In the early 2000s, downtown Los Angeles’ revitalization—and future—was still in question. L.A. Live, Staples Center and the Expo Line hadn’t arrived yet and the historic core, after a decades-long decline, showed just a few hints of stirring. When Jessica Lall ’06 attended USC in the early 2000s, she remembers a completely different downtown from today—but one that showed great opportunities for growth.

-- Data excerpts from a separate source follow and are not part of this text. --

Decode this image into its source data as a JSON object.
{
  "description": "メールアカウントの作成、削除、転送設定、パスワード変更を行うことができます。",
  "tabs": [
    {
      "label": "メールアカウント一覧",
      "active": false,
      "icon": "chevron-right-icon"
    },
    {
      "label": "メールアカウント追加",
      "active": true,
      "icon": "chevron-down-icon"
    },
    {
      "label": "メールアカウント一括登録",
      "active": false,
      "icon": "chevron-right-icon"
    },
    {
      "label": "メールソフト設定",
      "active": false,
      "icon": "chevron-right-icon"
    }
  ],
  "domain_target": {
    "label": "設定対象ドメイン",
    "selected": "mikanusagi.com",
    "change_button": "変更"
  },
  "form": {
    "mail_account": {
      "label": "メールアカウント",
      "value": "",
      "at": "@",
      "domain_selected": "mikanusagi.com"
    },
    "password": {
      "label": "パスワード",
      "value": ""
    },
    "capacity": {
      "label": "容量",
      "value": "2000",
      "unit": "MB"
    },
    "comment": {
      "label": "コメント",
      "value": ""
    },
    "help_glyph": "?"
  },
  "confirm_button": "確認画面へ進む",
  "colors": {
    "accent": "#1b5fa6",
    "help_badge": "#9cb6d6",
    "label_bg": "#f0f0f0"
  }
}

The huge interest in downtown has exploded in the last decade, with the residential population more than doubling and the 5.8-square-mile neighborhood evolving with dozens of futuristic skyscrapers and hundreds of trendy restaurants, shops and entertainment venues opened or in development. And it’s all coming together as Lall heads Central City Association of Los Angeles (CCA), which represents 400 businesses, nonprofits and trade organizations. On a typical day as CEO, Lall juggles a variety of stakeholders with different motivations—from elected officials to developers and community groups—to increase investment and grow creative and tech industries downtown. She recently spoke with USC Trojan Family Magazine about what’s ahead.

You were student body president and studied political science and social science at USC. Was working for the city always part of your plan?

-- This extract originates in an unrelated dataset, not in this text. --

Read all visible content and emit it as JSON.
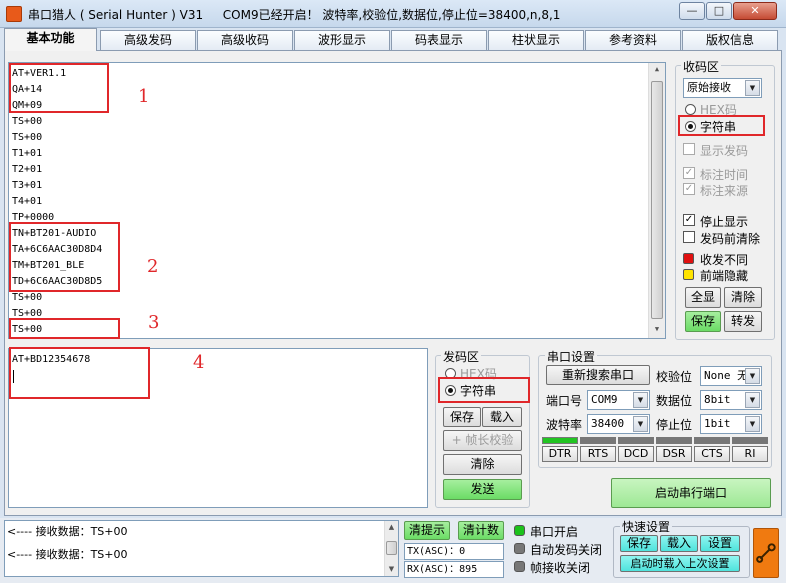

In college, I was more interested in politics at a federal level. But as I entered the workforce, I became more passionate about issues at the local level, because you can see the direct impact relatively quickly. It’s important to keep an open mind in your career because opportunities become available that you may never have even considered or known about.

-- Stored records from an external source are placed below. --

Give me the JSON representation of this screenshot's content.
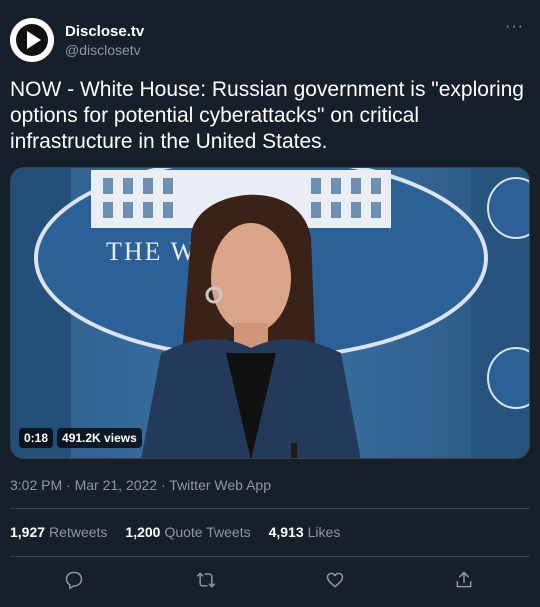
{
  "account": {
    "name": "Disclose.tv",
    "handle": "@disclosetv",
    "more_label": "···"
  },
  "tweet": {
    "text": "NOW - White House: Russian government is \"exploring options for potential cyberattacks\" on critical infrastructure in the United States."
  },
  "media": {
    "duration": "0:18",
    "views": "491.2K views",
    "backdrop_text": "THE W   HOUSE"
  },
  "meta": {
    "time": "3:02 PM",
    "separator": " · ",
    "date": "Mar 21, 2022",
    "source": "Twitter Web App"
  },
  "stats": {
    "retweets_count": "1,927",
    "retweets_label": "Retweets",
    "quotes_count": "1,200",
    "quotes_label": "Quote Tweets",
    "likes_count": "4,913",
    "likes_label": "Likes"
  },
  "colors": {
    "background": "#15202b",
    "secondary_text": "#8b98a5",
    "divider": "#38444d"
  },
  "icons": [
    "reply-icon",
    "retweet-icon",
    "like-icon",
    "share-icon"
  ]
}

At the South Park Business Improvement District, you oversaw public art programs. Do you envision adopting similar programs at CCA?

Los Angeles is the creative capital of the world, and downtown is the epicenter for arts and culture. Art can help create identity and build community, encouraging people to step outside and walk around. At CCA, we’re working on how to facilitate the best use of the 1 percent public art fee developers pay on their projects. We want to create a menu of options that includes sculptures, program-ming and murals. We want to encourage dialogue around these kinds of projects as downtown continues to evolve into a global destination.

What’s your take on gentrification and preserving the neighborhood’s historic character?

Maintaining the character of downtown L.A. is essential. It’s something we are in a position to advocate. When we look at downtown, there’s a balance of the new with the old, and I think there’s a way to bring innovation to historic areas without sacrificing their character. We’re working on updating the community plan and making sure that we preserve these areas. In addition, one of our top advocacy priorities is offering more housing at all income levels. We want to make sure that there is a diverse workforce that can be supported by the housing options in downtown.

What are some of the unexplored opportunities in the area?

With residential growth, there are great opportunities for us to engage with people as they’re moving in and explain the benefits of urban development. There are also many more opportunities for the retail industry in downtown, especially since the traditional approach to retail is changing. We can define what spaces mean for people as we work on key corridors, roads, bike-sharing programs, streetscaping and more.

How would you describe downtown L.A.’s identity today?

It’s unlike anywhere else in the city. It’s a mosaic of neighborhoods and people. We’re going to see a growing senior population as many retired folks decide to downsize their homes in places like Malibu or the Valley. They want to move into a place where they don’t need a car to get around and run their errands and have the cultural experience that downtown uniquely offers.

What’s next for the neighborhood?

There should be a place for families, singles and retirees—no matter what generation or socioeconomic level they’re from—in downtown L.A. To get there, we’re going to need more health care and schooling options, greater access to green space and public art.